17 million previously largely ignored Britons said last Thursday that they preferred the abyss to the status quo: to put two fingers up at unification with our European friends. 16 million Britons voted, many of us very ambivalently, for a union born not just out of a desire for peace, co-operation and cross-cultural exchange, but also born of a desire to help transnational commerce wrest power from state governments (vis TTIP, particularly).
Facebook has erupted with both intelligent debate and bigoted anger. So many feel unheard. Some streets have seen heartfelt, positive protest; more have seen abuse and violence. A good woman politician has been assassinated. A party leader has received a murder incitement. No-one in the spotlight can agree. Our parliament and our system of democracy are failing us. Our nearest neighbours are uncomfortable in alliance with us.
Money, like everything and everyone else, is a commodity. Our rich are getting richer, whilst our poor are getting poorer (sound like a cliché? I wonder why).
Our country is unwilling and/or unable to give jobs to talented, hardworking economic migrants. Our country is unwilling and/or unable to give shelter to refugees whose countries we’ve bombed. Our health service is running on goodwill and getting worn out. Our benefits system assumes that you are a criminal. Our manufacturing is all but gone. Our small businesses are struggling. Our big businesses are rank. Our soldiers are cannon fodder. Our teachers are operatives. Our schools and universities are running like factory farms. Our factory farms are running like concentration camps. Our roads are belching with traffic. Our homes are flooding. Our wild places are diminishing.
Does this seem ok to you?
Extreme right parties in Europe are the only bodies there that celebrate our choice to Leave. How many of us gave a thought to peace on the border between Eire and Northern Ireland if it regressed to being a policed border?
Istanbul just suffered a major terror attack, which, whilst almost unnoticed, will stoke ever-growing fear and fortification.
Yes, if the hole in the ozone over the Antarctic is healing (nice word, Torygraph), that’s a good sign. Yes, employment levels are high. Yes, Britain’s economy is *relatively* strong. Yes, there are good people and good politicians and good businesses making real change at grass roots and treetop levels. Yes, we, like all humans, are survivors.
Our achievements are incredible, but the collateral damage is profound.
There is hope that from destruction may arise a phoenix. And if destruction is what we need, we seem to be going about it in the right way.
But there is also real possibility that we will *ride* this one ‘thanks’ to a ‘strong’ new neoliberal Tory leader, and continue on the same blind, bloody, greedy trajectory with the same old struggle between the same old oppositional forces.
In a vicious fight led by right wing haves who’ve seduced the unheard have-nots, the failures of neoliberlism and everything else are stark: everything is to-the-death competition, to-the-death debt, or to-the-death subsidy…
…Neoliberalism — unbridled capitalism at its most aggressive — would have it that if in business you are prepared to elbow others out of the way, anyone* can do well (*to give it the benefit of the doubt).

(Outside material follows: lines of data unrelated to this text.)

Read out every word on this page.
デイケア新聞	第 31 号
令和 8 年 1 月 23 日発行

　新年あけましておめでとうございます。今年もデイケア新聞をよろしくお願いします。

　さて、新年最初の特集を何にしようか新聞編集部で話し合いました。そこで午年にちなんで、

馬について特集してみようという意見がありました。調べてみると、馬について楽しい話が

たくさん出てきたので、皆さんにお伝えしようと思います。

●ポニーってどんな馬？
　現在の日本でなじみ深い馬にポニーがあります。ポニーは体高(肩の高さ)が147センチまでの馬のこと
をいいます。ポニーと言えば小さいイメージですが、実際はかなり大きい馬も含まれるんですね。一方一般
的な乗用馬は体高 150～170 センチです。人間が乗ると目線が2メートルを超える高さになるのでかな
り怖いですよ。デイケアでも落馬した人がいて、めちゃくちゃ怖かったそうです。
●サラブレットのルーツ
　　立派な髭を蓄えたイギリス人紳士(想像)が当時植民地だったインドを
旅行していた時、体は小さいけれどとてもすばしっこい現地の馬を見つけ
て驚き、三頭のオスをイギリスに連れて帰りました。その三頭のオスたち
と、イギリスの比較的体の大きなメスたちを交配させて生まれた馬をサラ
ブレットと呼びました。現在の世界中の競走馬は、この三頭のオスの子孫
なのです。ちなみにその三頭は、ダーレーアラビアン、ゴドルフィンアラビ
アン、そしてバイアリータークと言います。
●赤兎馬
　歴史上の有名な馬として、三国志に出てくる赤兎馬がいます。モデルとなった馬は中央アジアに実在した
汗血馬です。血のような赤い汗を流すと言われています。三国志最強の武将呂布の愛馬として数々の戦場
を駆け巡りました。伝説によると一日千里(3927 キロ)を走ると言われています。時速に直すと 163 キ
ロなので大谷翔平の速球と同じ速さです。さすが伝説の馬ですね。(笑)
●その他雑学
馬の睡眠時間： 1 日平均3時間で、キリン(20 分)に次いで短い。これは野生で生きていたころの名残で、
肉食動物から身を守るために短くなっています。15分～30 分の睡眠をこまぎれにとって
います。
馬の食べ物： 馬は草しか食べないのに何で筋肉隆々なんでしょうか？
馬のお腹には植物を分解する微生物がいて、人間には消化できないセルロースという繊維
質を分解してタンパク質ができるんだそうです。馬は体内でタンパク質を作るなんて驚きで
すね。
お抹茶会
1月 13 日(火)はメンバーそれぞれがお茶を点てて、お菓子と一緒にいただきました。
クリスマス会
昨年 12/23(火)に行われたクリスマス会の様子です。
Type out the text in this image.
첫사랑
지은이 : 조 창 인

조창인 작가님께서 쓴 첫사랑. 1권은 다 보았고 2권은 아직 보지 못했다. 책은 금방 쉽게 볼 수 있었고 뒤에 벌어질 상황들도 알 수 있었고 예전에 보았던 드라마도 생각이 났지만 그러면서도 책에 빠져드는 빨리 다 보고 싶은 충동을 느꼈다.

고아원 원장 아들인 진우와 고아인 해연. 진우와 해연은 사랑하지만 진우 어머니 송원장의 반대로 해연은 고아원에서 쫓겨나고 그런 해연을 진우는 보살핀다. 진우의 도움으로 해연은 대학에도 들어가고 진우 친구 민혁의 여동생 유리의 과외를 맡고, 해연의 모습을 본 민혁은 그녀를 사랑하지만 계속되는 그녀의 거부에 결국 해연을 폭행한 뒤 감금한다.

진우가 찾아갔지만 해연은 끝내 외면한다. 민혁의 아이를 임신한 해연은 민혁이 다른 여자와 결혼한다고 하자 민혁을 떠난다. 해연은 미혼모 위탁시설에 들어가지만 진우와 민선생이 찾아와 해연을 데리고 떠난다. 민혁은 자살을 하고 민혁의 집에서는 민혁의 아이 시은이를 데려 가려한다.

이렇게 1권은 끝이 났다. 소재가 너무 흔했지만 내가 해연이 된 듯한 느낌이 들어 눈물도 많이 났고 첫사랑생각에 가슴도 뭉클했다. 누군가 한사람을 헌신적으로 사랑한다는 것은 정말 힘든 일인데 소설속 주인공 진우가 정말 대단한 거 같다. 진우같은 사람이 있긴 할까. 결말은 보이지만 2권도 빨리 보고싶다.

…The monetary system, in which a few huge private corporations have the special privileges of money creation via lending mechanisms that siphon our wealth upwards, would have it that the banks ‘balance’ the economy (to put it optimistically).
…The welfare state, with its reduction to the lowest common denominator and its bureaucratic nannyism that undermines and disempowers by fostering dependency, would have it that everyone needs *help* (control by a different, if inadvertent, means).
…First past the post ‘democracy’ means that the same old voices carve the same old divisions.
All probably mean well: self-sustainment doesn’t have to be selfish; altruism doesn’t have to be protectionist. But all are at odds, and all — together or separately — systematically undermine the kind, the conscientious, the hardworking, the freethinking, the artistic, the underprivileged, the unwell, the other and the common good. All is way, way out of balance.
I don’t know what the answers are, but had things been “ok” in little England, things would not now be like this.